Les Suisses devront donc très vraisemblablement voter sur l'introduction définitive du passeport et de la carte d'identité biométriques, approuvée par le parlement en juin dernier à titre d'adaptation de la législation suisse aux développements imposés par les accords de Schengen avec l'Union européenne (UE). «C'est la première fois dans le monde que les citoyens se prononceront sur ce sujet», se réjouit le conseiller national Josef Zisyadis (POP/VD).

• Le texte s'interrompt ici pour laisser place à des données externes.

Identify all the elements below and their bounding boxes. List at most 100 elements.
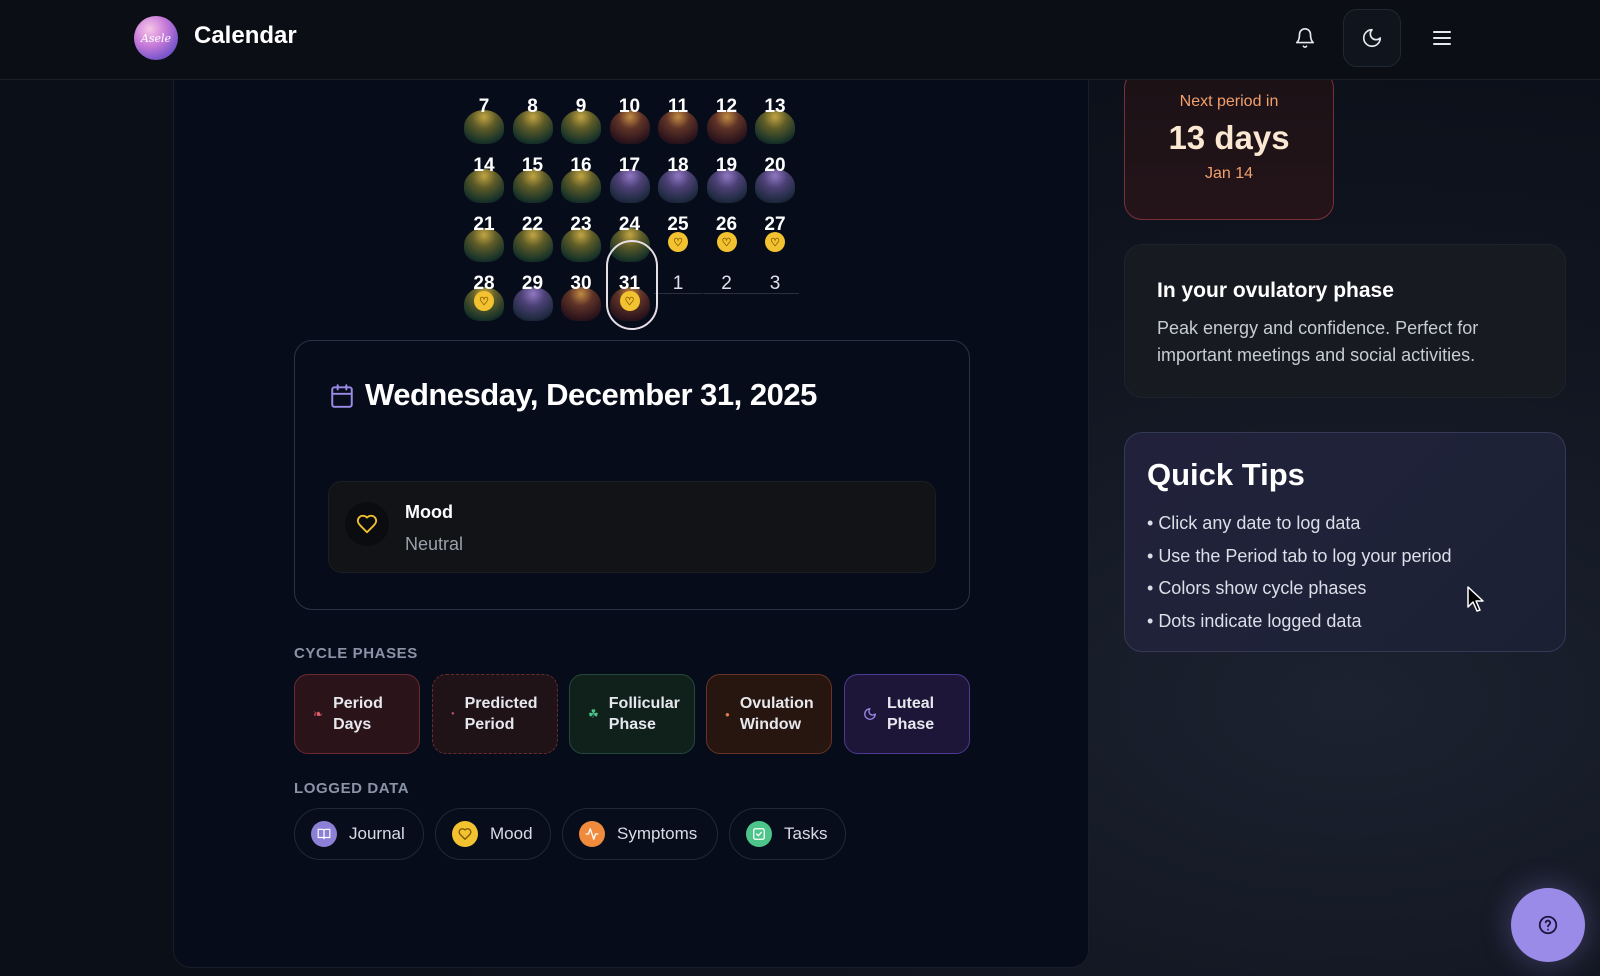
legend-label: Period [464,716,515,733]
legend-label: Predicted [464,695,538,712]
top-bar: Asele Calendar [0,0,1600,80]
calendar-day-3[interactable]: 3 [751,259,799,317]
legend-label: Days [333,716,372,733]
legend-tasks-label: Tasks [784,824,828,843]
calendar-day-21[interactable]: 21 [460,200,508,262]
calendar-day-22[interactable]: 22 [509,200,557,262]
calendar-day-14[interactable]: 14 [460,141,508,203]
mood-dot-icon: ♡ [668,232,688,252]
quick-tips-title: Quick Tips [1147,457,1305,492]
list-item: Click any date to log data [1147,507,1452,540]
calendar-day-27[interactable]: 27 ♡ [751,200,799,258]
calendar-day-11[interactable]: 11 [654,82,702,144]
mood-entry[interactable]: Mood Neutral [328,481,936,573]
calendar-day-29[interactable]: 29 [509,259,557,321]
cycle-phases-heading: CYCLE PHASES [294,645,418,662]
calendar-day-9[interactable]: 9 [557,82,605,144]
drop-icon: ❧ [313,707,324,721]
legend-label: Follicular [608,695,680,712]
calendar-day-30[interactable]: 30 [557,259,605,321]
hamburger-icon [1433,31,1451,45]
calendar-day-10[interactable]: 10 [606,82,654,144]
help-icon [1538,915,1558,935]
calendar-day-number: 29 [521,273,544,294]
calendar-day-25[interactable]: 25 ♡ [654,200,702,258]
checkbox-icon [746,821,772,847]
calendar-day-1[interactable]: 1 [654,259,702,317]
calendar-day-26[interactable]: 26 ♡ [703,200,751,258]
calendar-day-12[interactable]: 12 [703,82,751,144]
moon-icon [864,708,876,720]
legend-ovulation-window: ● Ovulation Window [706,674,832,754]
calendar-day-number: 24 [618,214,641,235]
calendar-day-28[interactable]: 28 ♡ [460,259,508,321]
list-item: Use the Period tab to log your period [1147,540,1451,573]
dot-icon: ● [725,709,730,719]
legend-predicted-period: ● Predicted Period [432,674,558,754]
calendar-day-2[interactable]: 2 [702,259,751,317]
mood-dot-icon: ♡ [765,232,785,252]
current-phase-title: In your ovulatory phase [1157,279,1394,302]
help-button[interactable] [1511,888,1585,962]
notifications-button[interactable] [1276,9,1334,67]
mood-entry-label: Mood [405,502,453,522]
current-phase-description: Peak energy and confidence. Perfect for … [1157,318,1479,365]
legend-label: Window [739,716,802,733]
list-item: Dots indicate logged data [1147,605,1452,638]
mood-dot-icon: ♡ [716,232,737,252]
legend-label: Period [333,695,383,712]
calendar-day-18[interactable]: 18 [654,141,702,203]
legend-luteal-phase: Luteal Phase [844,674,970,754]
calendar-day-number: 22 [521,214,544,235]
calendar-icon [331,384,353,408]
calendar-day-number: 1 [672,273,684,294]
legend-journal-label: Journal [349,824,405,843]
next-period-date: Jan 14 [1204,165,1254,182]
mood-entry-value: Neutral [405,534,464,554]
calendar-day-number: 20 [764,155,786,176]
calendar-day-number: 12 [715,96,738,117]
calendar-day-13[interactable]: 13 [751,82,799,144]
calendar-day-number: 16 [570,155,592,176]
legend-label: Phase [887,716,935,733]
legend-label: Luteal [887,695,935,712]
calendar-day-number: 14 [473,155,495,176]
menu-button[interactable] [1413,9,1471,67]
legend-symptoms: Symptoms [562,808,718,860]
calendar-day-number: 30 [570,273,592,294]
calendar-day-20[interactable]: 20 [751,141,799,203]
theme-toggle-button[interactable] [1343,9,1401,67]
legend-follicular-phase: ☘ Follicular Phase [569,674,695,754]
legend-label: Ovulation [739,695,814,712]
mood-dot-icon: ♡ [474,291,494,311]
calendar-day-17[interactable]: 17 [606,141,654,203]
calendar-day-number: 2 [721,273,732,294]
calendar-day-23[interactable]: 23 [557,200,605,262]
legend-symptoms-label: Symptoms [617,824,698,843]
mouse-cursor-icon [1467,586,1484,612]
next-period-card: Next period in 13 days Jan 14 [1124,70,1334,220]
calendar-day-8[interactable]: 8 [509,82,557,144]
legend-tasks: Tasks [729,808,846,860]
calendar-day-number: 13 [764,96,786,117]
app-logo[interactable]: Asele [134,16,178,60]
legend-mood-label: Mood [490,824,533,843]
leaf-icon: ☘ [588,707,599,721]
quick-tips-list: Click any date to log data Use the Perio… [1147,507,1452,638]
calendar-day-7[interactable]: 7 [460,82,508,144]
calendar-day-16[interactable]: 16 [557,141,605,203]
next-period-label: Next period in [1179,93,1279,110]
logged-data-heading: LOGGED DATA [294,780,410,797]
calendar-day-number: 9 [575,96,587,117]
calendar-day-15[interactable]: 15 [509,141,557,203]
moon-icon [1362,28,1382,48]
calendar-day-19[interactable]: 19 [703,141,751,203]
calendar-day-number: 18 [667,155,689,176]
next-period-days: 13 days [1168,119,1290,156]
calendar-day-number: 21 [473,214,495,235]
calendar-day-number: 10 [618,96,641,117]
calendar-day-number: 7 [478,96,490,117]
legend-mood: Mood [435,808,551,860]
book-icon [311,821,337,847]
legend-label: Phase [608,716,656,733]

Les dispositions votées par les Chambres prévoient qu'à terme les passeports aussi bien que les cartes d'identité seront dotés d'une puce électronique contenant, outre le nom et la date de naissance, une photo et les empreintes digitales du titulaire. La participation de la Suisse aux accords européens de Schengen lui imposait certes de passer aux passeports biométriques. Les Chambres auraient pu laisser subsister en parallèle les cartes d'identité traditionnelles, utilisées par une grande partie de la population dans de nombreuses activités quotidiennes, à la banque ou au guichet de poste, ou pour se déplacer dans des pays limitrophes. Mais le parlement a suivi le Conseil fédéral et fait droit à une revendication de la Conférence des directeurs cantonaux de justice et police: la biométrie est probablement l'avenir des documents d'identité, autant donc prendre les devants, a estimé la majorité.

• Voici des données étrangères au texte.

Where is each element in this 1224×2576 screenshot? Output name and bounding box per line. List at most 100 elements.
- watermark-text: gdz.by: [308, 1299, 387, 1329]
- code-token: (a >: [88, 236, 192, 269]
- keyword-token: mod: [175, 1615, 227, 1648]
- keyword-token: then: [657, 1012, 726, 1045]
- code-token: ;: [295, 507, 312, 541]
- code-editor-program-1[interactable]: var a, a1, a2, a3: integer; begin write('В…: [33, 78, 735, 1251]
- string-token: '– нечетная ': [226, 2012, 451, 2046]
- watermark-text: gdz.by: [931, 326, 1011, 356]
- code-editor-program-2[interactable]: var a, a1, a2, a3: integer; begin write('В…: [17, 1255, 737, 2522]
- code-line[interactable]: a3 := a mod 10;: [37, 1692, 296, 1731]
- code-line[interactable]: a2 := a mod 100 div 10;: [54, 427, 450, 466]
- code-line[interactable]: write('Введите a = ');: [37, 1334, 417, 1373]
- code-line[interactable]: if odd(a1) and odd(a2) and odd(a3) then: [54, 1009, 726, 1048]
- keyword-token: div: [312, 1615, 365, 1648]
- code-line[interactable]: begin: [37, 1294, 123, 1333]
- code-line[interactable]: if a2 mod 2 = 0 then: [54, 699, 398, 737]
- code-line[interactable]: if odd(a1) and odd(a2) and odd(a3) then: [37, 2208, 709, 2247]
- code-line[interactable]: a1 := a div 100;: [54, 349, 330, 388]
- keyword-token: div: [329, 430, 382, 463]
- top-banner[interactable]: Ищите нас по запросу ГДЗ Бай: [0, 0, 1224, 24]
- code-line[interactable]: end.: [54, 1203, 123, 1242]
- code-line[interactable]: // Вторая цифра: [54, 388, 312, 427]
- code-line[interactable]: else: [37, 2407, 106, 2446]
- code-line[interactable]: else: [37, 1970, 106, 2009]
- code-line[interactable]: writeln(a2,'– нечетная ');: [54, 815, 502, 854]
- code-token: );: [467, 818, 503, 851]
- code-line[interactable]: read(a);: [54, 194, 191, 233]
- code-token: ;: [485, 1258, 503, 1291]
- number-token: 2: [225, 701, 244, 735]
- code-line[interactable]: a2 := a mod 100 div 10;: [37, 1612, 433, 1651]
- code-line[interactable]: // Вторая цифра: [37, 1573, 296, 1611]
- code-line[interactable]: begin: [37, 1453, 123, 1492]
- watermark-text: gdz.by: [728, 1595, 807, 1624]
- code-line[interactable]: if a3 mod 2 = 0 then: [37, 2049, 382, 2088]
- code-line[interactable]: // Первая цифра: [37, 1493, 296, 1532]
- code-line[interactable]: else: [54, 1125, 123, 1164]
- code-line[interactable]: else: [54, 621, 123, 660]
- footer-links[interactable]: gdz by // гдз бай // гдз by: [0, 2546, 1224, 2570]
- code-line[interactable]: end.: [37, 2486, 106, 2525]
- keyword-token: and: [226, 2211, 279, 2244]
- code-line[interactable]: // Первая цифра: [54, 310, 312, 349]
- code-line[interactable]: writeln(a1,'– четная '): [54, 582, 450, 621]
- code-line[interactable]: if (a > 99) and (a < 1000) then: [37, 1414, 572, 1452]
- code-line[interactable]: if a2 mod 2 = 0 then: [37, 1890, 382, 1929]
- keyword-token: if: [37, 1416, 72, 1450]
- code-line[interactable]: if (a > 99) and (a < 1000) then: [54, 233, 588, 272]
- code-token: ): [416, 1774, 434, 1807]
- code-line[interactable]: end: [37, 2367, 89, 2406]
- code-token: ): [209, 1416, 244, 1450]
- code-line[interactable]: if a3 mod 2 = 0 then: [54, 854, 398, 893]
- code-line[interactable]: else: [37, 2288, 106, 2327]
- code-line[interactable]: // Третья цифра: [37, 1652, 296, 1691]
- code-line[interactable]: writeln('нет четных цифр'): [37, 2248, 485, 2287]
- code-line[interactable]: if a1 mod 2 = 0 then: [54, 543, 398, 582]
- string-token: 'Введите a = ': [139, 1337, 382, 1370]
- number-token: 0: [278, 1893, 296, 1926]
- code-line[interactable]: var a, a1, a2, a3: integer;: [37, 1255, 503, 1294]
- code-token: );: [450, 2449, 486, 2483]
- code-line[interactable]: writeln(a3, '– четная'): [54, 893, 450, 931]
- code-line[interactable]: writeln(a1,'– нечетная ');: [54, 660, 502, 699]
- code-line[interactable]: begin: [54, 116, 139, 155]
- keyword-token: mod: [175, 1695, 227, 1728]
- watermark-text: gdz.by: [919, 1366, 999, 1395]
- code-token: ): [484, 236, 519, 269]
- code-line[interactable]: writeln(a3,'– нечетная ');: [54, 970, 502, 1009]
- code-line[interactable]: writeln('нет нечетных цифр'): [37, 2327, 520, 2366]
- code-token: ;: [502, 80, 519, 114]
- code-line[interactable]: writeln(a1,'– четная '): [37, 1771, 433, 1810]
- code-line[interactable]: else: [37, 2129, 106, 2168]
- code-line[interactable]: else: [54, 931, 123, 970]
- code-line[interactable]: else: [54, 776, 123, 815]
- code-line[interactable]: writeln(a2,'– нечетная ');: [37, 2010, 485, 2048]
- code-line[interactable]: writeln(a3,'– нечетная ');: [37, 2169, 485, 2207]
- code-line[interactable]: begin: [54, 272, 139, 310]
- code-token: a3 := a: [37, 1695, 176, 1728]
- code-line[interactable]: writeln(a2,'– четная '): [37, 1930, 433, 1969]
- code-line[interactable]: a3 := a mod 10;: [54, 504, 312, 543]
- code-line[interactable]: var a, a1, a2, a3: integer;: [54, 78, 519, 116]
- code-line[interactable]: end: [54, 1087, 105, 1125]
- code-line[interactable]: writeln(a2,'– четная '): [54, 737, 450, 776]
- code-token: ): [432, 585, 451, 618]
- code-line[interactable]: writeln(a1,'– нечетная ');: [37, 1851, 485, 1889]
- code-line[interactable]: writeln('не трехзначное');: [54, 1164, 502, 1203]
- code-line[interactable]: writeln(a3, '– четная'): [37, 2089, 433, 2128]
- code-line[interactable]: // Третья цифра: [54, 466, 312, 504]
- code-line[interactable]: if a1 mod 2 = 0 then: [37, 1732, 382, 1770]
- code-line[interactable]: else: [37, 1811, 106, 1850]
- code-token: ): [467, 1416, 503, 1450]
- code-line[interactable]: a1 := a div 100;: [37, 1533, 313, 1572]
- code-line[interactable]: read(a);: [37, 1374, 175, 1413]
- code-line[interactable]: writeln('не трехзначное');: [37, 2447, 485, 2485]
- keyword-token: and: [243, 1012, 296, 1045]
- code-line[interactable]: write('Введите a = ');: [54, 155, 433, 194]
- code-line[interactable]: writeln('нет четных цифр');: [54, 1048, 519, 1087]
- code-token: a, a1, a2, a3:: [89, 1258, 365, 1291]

Mais c'est bien la généralisation de la technique biométrique à l'ensemble des documents d'identité qui fournit aux référendaires l'un de leurs arguments les plus forts. «Le fichage de la quasi-totalité de la population suisse est programmé», avertit Benoît Gaillard, porte-parole romand du comité référendaire et membre du bureau des Jeunesses socialistes vaudoises.

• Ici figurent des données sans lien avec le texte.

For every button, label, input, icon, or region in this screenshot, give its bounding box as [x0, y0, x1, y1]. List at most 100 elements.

Comme les données des passeports actuels, celles des passeports biométriques seront en effet enregistrées dans un fichier centralisé. Y compris, donc, les empreintes digitales. «Il est piquant de rappeler que ce sont celles de criminels qu'on enregistre d'ordinaire», lance Benoît Gaillard.

L'opposition rassemble une coalition hétéroclite où l'on trouve pêle-mêle le POP vaudois, des parlementaires fédéraux tels que l'écologiste vaudois Luc Recordon, le socialiste genevois Carlo Sommaruga et l'UDC jurassien Dominique Baettig, les Démocrates suisses, et jusqu'aux animateurs de mouvements libertaires de droite présents surtout en Suisse alémanique, mais très discrets, et qui semblent avoir été parmi les premiers à vouloir lancer le référendum.

Leur argumentaire varie en fonction de la coloration politique propre à chacun d'eux. Avant tout anti-européennes chez les UDC et les Démocrates suisses, «droit de l'hommistes» à gauche, les critiques portent sur ces deux points.